The rate of cleavage varies from species to species. For example, in the gold fish, divisions follow each other continuously at regular intervals of 20 minutes. The inter-cleavage interval of frog is one hour and of mouse is 10 to 12 hours. In most of these cases, the cleavage rate remains rapid (synchronous) during completion of blastula stage. The transition from synchronous to asynchronous cell divisions during cleavage and blastulation is thought to be caused due the gradual exhaustion of a substance which occur in the cytoplasm of the fertilized egg (Lovtrup, 1974). As regards the nature of the substance, Mazia (1961) has suggested that it may be the protein of the mitotic apparatus (viz. TP monomers) Lovtrup (1974) has not approved this idea because the total volume of cleaving egg remains unchanged during cleavage and although the number of mitotic apparatus increases, but the space they must is correspondingly reduced.

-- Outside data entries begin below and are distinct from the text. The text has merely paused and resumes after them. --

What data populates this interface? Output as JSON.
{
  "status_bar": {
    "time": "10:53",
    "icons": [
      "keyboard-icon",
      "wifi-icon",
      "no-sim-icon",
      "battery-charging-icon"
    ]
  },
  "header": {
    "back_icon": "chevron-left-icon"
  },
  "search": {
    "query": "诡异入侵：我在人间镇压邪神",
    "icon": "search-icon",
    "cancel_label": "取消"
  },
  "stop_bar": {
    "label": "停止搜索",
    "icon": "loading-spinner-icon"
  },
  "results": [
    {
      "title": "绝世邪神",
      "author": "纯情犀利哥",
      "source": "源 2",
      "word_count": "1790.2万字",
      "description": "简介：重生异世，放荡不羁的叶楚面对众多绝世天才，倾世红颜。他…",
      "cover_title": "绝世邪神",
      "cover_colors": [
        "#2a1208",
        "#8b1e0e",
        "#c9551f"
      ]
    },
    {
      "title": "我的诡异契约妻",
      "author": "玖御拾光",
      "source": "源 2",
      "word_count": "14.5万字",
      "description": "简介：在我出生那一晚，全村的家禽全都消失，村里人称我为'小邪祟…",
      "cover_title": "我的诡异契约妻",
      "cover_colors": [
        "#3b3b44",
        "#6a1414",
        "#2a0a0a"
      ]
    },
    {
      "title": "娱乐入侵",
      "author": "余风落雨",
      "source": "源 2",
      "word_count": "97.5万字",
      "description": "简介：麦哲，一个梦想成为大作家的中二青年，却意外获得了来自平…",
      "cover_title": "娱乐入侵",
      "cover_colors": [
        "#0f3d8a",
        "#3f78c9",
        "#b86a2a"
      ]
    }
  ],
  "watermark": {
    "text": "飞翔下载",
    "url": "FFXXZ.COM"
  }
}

When, rate of mitosis remains rapid then the inter mitotic or interphase remains very short and except the synthesis of DNA, no synthesis of other kinds of chemical molecules (e.g. RNA molecule) can take place, because nuclei remain synthetically active only during the interphase state. During most of the mitosis, the nuclei remain transcriptionally inactive because the chromatin is more or less condensed.

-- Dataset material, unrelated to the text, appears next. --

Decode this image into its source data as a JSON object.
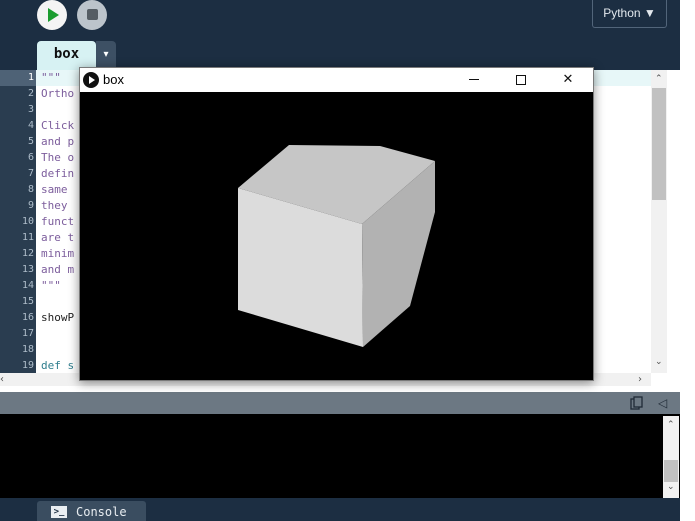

The rate of cleavage is determined by the cytoplasm rather than by the nucleus, a fact long known but confirmed by the observations that haploid, diploid and triploid frog embryos, all undergo cleavage with the same rhythm. The rate of cleavage is affected by temperature. Slight increase or decrease of temperature of a cleaving egg may increase the time interval of cleavage. Importantly, temperature change affects the rate of respiratory or oxidative metabolism which appears to be base of all cellular activities. Respiration varies with the temperature and so does cleavage rate. In the absence of oxygen or the presence of excess of carbon dioxide, cleavage in inhibited.